Many of the things we now live with do not take a purely physical form. Objects such as smart phones, laptops and wearable fitness trackers are different from our things of the past. These new digital forms are networked, dynamic and contextually configured. They can be changeable and unpredictable, even inscrutable when it comes to understanding what they actually do and whom they really serve.
In this compelling new volume, Johan Redström and Heather Wiltse address critical questions that have assumed a fresh urgency in the context of these rapidly-developing forms. Drawing on critical traditions from a range of disciplines that have been used to understand the nature of things, they develop a new vocabulary and a theoretical approach that allows us to account for and address the multi-faceted, dynamic, constantly evolving forms and functions of contemporary things.
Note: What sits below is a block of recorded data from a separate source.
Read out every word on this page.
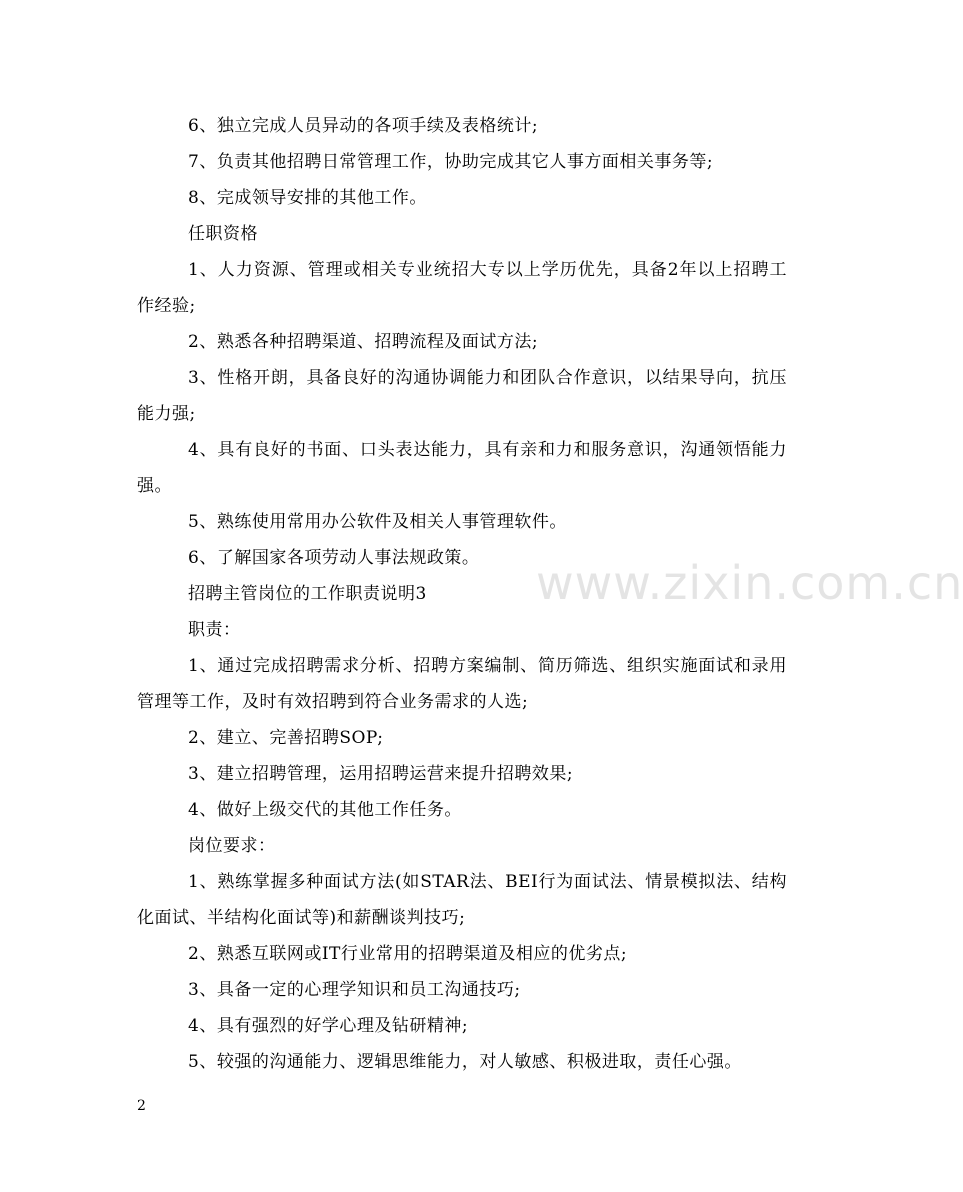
6、独立完成人员异动的各项手续及表格统计;

7、负责其他招聘日常管理工作，协助完成其它人事方面相关事务等;

8、完成领导安排的其他工作。

任职资格

1、人力资源、管理或相关专业统招大专以上学历优先，具备2年以上招聘工作经验;

2、熟悉各种招聘渠道、招聘流程及面试方法;

3、性格开朗，具备良好的沟通协调能力和团队合作意识，以结果导向，抗压能力强;

4、具有良好的书面、口头表达能力，具有亲和力和服务意识，沟通领悟能力强。

5、熟练使用常用办公软件及相关人事管理软件。

6、了解国家各项劳动人事法规政策。

招聘主管岗位的工作职责说明3

职责：

1、通过完成招聘需求分析、招聘方案编制、简历筛选、组织实施面试和录用管理等工作，及时有效招聘到符合业务需求的人选;

2、建立、完善招聘SOP;

3、建立招聘管理，运用招聘运营来提升招聘效果;

4、做好上级交代的其他工作任务。

岗位要求：

1、熟练掌握多种面试方法(如STAR法、BEI行为面试法、情景模拟法、结构化面试、半结构化面试等)和薪酬谈判技巧;

2、熟悉互联网或IT行业常用的招聘渠道及相应的优劣点;

3、具备一定的心理学知识和员工沟通技巧;

4、具有强烈的好学心理及钻研精神;

5、较强的沟通能力、逻辑思维能力，对人敏感、积极进取，责任心强。

www.zixin.com.cn
2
In doing so, the book prototypes a new design discourse around everyday things, and describes them as fluid assemblages.
Redström and Wiltse explore how a new theoretical framework could enable a richer understanding of things as fluid and networked, with a case study of the evolution of music players culminating in an in-depth discussion of Spotify. Other contemporary ‘things’ touched on in their analysis include smart phones and watches, as well as digital platforms and applications such as Google, Facebook and Twitter.
Johan Redström is Professor and Research Director at Umeå Institute of Design, Sweden, and previously Design Director at the Interactive Institute.
Heather Wiltse is Assistant Professor at the Umeå Institute of Design, Sweden.